Dans la controverse à propos de sa rémunération sans enseignement correspondant, Luc Ferry se défend en déclarant qu'il fait partie des " 70.000 décharges de service public en France, selon le dernier rapport de la Cour des comptes " et précise : " Je préside depuis 2005 le CAS (Conseil d'analyse de la société, rattaché à Matignon) [...] Quand on est déchargé de service, c'est soit l'administration d'origine qui paie votre traitement, soit celle qui vous reçoit ". Depuis la loi sur l'autonomie des universités, " celles-ci ne peuvent plus mettre à disposition et rémunérer des professeurs " en l'absence d'une convention avec l'organisme receveur, ce qui est le cas entre l'université Paris-VII et Matignon.
Cet éminent philosophe recourt ainsi à un argument plutôt misérable. C'est un peu comme si un voleur réclamait l'absolution au motif qu'il n'est pas le seul à voler. Je n'ai pas réussi à retrouver dans le rapport de la Cour des comptes qu'il cite le nombre de 70.000 auquel il fait référence. Mais M. Ferry ne s'estimant sans doute pas au même niveau que la plupart de ces autres déchargés, l'exactitude de ce nombre est sans importance. Il est assurément d'une autre race que ces humbles serviteurs de l'Etat. Mais il a quelque chose en commun avec ceux d'entre eux qui appartiennent comme lui à l'éducation nationale : sa fonction est d'enseigner. S'il veut écrire des livres ou courir les plateaux de télévision, il peut le faire, mais n'a nul besoin pour cela d'une décharge totale d'enseignement.
Dans l'éducation nationale, certains personnels bénéficient de décharges d'enseignement. C'est le cas par exemple des directeurs d'école qui, étant donné la charge de travail liée à leur fonction de directeur, bénéficient d'une décharge d'enseignement. Les statistiques du ministre ne décomptent d'ailleurs pas le nombre d'enseignants concernés mais plutôt le cumul des heures de décharge. Quoi qu'il en soit, il ne peut être accordé de décharge que pour des tâches liées à l'éducation, raison d'être de ces personnels. Je ne pense pas que la présidence de ce Conseil d'analyse de la société soit particulièrement prenante et il me semble que l'éducation nationale ne soit pas l'occupation principale de ce CAS.
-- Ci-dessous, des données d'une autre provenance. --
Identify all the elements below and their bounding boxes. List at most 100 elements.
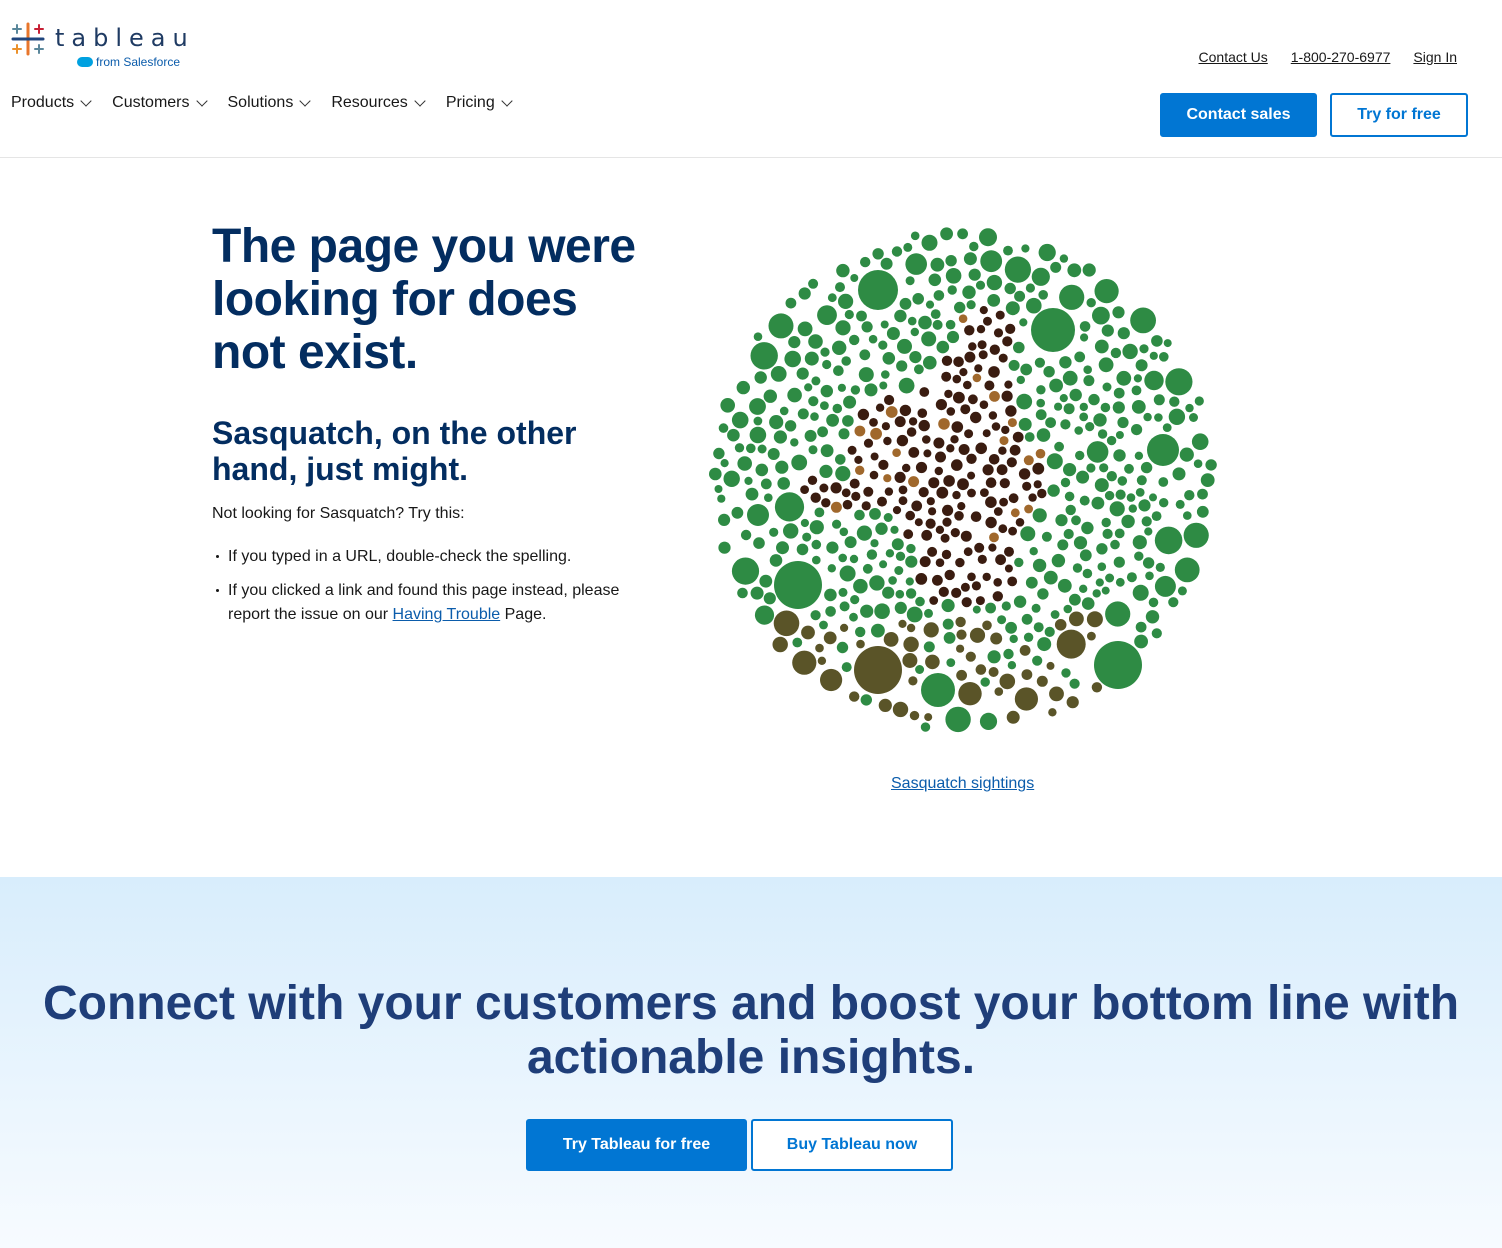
viz-bubble-40 <box>921 234 938 251</box>
viz-bubble-166 <box>988 366 1000 378</box>
viz-bubble-436 <box>985 496 997 509</box>
viz-bubble-684 <box>914 364 924 375</box>
viz-bubble-8 <box>1200 473 1215 487</box>
viz-bubble-528 <box>903 242 913 252</box>
viz-bubble-670 <box>898 619 907 628</box>
viz-bubble-271 <box>1005 301 1020 316</box>
viz-bubble-374 <box>753 332 763 341</box>
viz-bubble-419 <box>918 419 930 432</box>
viz-bubble-50 <box>998 446 1007 455</box>
viz-bubble-459 <box>1132 584 1149 601</box>
buy-tableau-button[interactable]: Buy Tableau now <box>751 1119 953 1171</box>
viz-bubble-418 <box>1131 385 1142 396</box>
viz-bubble-423 <box>1126 493 1136 502</box>
viz-bubble-454 <box>955 616 966 628</box>
viz-bubble-115 <box>880 320 889 329</box>
contact-us-link[interactable]: Contact Us <box>1199 49 1268 65</box>
viz-bubble-35 <box>763 389 777 403</box>
viz-bubble-397 <box>1102 382 1112 392</box>
viz-bubble-658 <box>718 423 729 433</box>
viz-bubble-460 <box>1124 463 1134 474</box>
bullet-icon <box>216 589 219 592</box>
viz-bubble-404 <box>895 551 906 561</box>
viz-bubble-186 <box>1034 357 1045 368</box>
phone-link[interactable]: 1-800-270-6977 <box>1291 49 1391 65</box>
viz-bubble-669 <box>915 665 925 674</box>
viz-bubble-564 <box>966 453 977 464</box>
viz-bubble-128 <box>1079 584 1088 593</box>
viz-bubble-24 <box>773 610 800 637</box>
viz-bubble-549 <box>1159 498 1169 508</box>
viz-bubble-452 <box>1037 637 1052 652</box>
viz-bubble-578 <box>974 364 983 373</box>
viz-bubble-71 <box>808 334 823 349</box>
viz-bubble-525 <box>1002 336 1013 347</box>
nav-customers[interactable]: Customers <box>112 94 208 112</box>
contact-sales-button[interactable]: Contact sales <box>1160 93 1317 137</box>
viz-bubble-210 <box>972 373 982 383</box>
viz-bubble-78 <box>1008 493 1019 504</box>
viz-bubble-225 <box>817 426 828 438</box>
viz-bubble-199 <box>1106 435 1117 446</box>
try-for-free-button[interactable]: Try for free <box>1330 93 1468 137</box>
viz-bubble-547 <box>960 404 971 415</box>
viz-bubble-496 <box>772 636 788 653</box>
viz-bubble-127 <box>776 541 789 555</box>
nav-pricing[interactable]: Pricing <box>446 94 513 112</box>
tips-list: If you typed in a URL, double-check the … <box>214 545 654 637</box>
nav-resources[interactable]: Resources <box>331 94 426 112</box>
viz-bubble-157 <box>1016 393 1033 410</box>
chevron-down-icon <box>299 94 311 107</box>
viz-bubble-16 <box>1037 588 1049 600</box>
viz-bubble-554 <box>1069 593 1081 606</box>
having-trouble-link[interactable]: Having Trouble <box>393 606 501 623</box>
viz-bubble-518 <box>1043 570 1058 585</box>
viz-bubble-314 <box>1032 508 1047 523</box>
viz-bubble-346 <box>753 537 765 549</box>
viz-bubble-190 <box>863 486 874 497</box>
viz-bubble-319 <box>837 383 846 392</box>
viz-bubble-591 <box>851 491 861 501</box>
viz-bubble-629 <box>835 466 851 482</box>
viz-bubble-341 <box>987 294 1001 307</box>
logo-sub-text: from Salesforce <box>96 55 181 69</box>
viz-bubble-86 <box>1013 341 1025 354</box>
viz-bubble-399 <box>1055 514 1068 527</box>
nav-products[interactable]: Products <box>11 94 92 112</box>
viz-bubble-420 <box>894 601 907 614</box>
viz-bubble-370 <box>953 356 964 368</box>
viz-bubble-455 <box>989 344 1000 355</box>
sign-in-link[interactable]: Sign In <box>1413 49 1457 65</box>
nav-customers-label: Customers <box>112 94 190 111</box>
viz-bubble-188 <box>855 626 866 638</box>
viz-bubble-437 <box>921 529 933 541</box>
viz-bubble-575 <box>905 276 915 286</box>
viz-bubble-542 <box>822 359 832 370</box>
viz-bubble-41 <box>754 605 775 625</box>
viz-bubble-401 <box>969 241 979 252</box>
viz-bubble-165 <box>945 268 962 284</box>
viz-bubble-519 <box>862 563 873 574</box>
viz-bubble-362 <box>790 438 799 447</box>
viz-bubble-590 <box>1151 628 1162 639</box>
viz-bubble-88 <box>921 331 937 347</box>
nav-solutions[interactable]: Solutions <box>228 94 311 112</box>
viz-bubble-491 <box>878 698 892 712</box>
viz-bubble-480 <box>802 532 812 542</box>
viz-bubble-117 <box>823 631 837 645</box>
intro-text: Not looking for Sasquatch? Try this: <box>212 505 465 522</box>
viz-bubble-378 <box>858 367 874 383</box>
viz-bubble-97 <box>1145 610 1160 624</box>
viz-bubble-310 <box>835 454 846 465</box>
sasquatch-bubble-viz[interactable] <box>693 215 1233 755</box>
sasquatch-sightings-link[interactable]: Sasquatch sightings <box>891 775 1034 793</box>
viz-bubble-187 <box>964 429 974 439</box>
viz-bubble-513 <box>827 564 836 573</box>
viz-bubble-324 <box>943 632 956 644</box>
viz-bubble-344 <box>1074 426 1083 435</box>
try-tableau-free-button[interactable]: Try Tableau for free <box>526 1119 747 1171</box>
viz-bubble-340 <box>1104 490 1115 501</box>
viz-bubble-651 <box>760 478 772 490</box>
tableau-logo[interactable]: tableau from Salesforce <box>11 20 191 72</box>
viz-bubble-576 <box>763 592 776 605</box>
Si vous vous reportez au site de ce CAS, vous pourrez constater qu'une intervention de M. Ferry à la Télé suisse romande, une interview du même dans le bulletin de Trifouillis-les-Oies, la nomination de telle ou telle personnalité et un séminaire avec la prestigieuse participation de M. Guaino (il n'y a assurément pas de meilleur spécialiste pour connaître une société), toutes figurent sous la rubrique activité. Apprenez aussi que le premier ministre a envoyé le 16 mai une lettre de mission à M. Ferry à propos des jeunes, mission à l'issue de laquelle celui-ci remettra un rapport en novembre. Je vous recommande la lecture de cette missive, elle est tout à fait divertissante. Si " c'est un vrai boulot ", je veux bien le prendre, et au même tarif. Ceci dit, dans la vraie vie, quand on me remettait un cahier des charges, on me précisait la date limite à laquelle je devais rendre ma réponse, par exemple le 12 novembre, et jamais en novembre, si aisément extensible à la Saint-Glinglin !
Puisque M. Ferry aime les chiffres, je vais vous en livrer quelques-uns, tirés des statistiques de l'éducation nationale pour l'année universitaire 2009-2010. L'enseignement supérieur comptait alors 93.009 enseignants dont 73.386 à l'université. Parmi ceux-ci, 22.657 étaient en lettres, dont 4.244 avec le grade de professeurs. Je me moque de connaître le statut des 70.000 serviteurs de l'État déchargés. Ce qui m'intéresse, c'est de connaître combien, parmi ces 4.244 professeurs d'université en lettres, bénéficiaient d'une décharge complète pour des activités dont le lien avec l'éducation est aussi ténu que celui du CAS présidé par notre philargue, vertueux ami de l'oisiveté.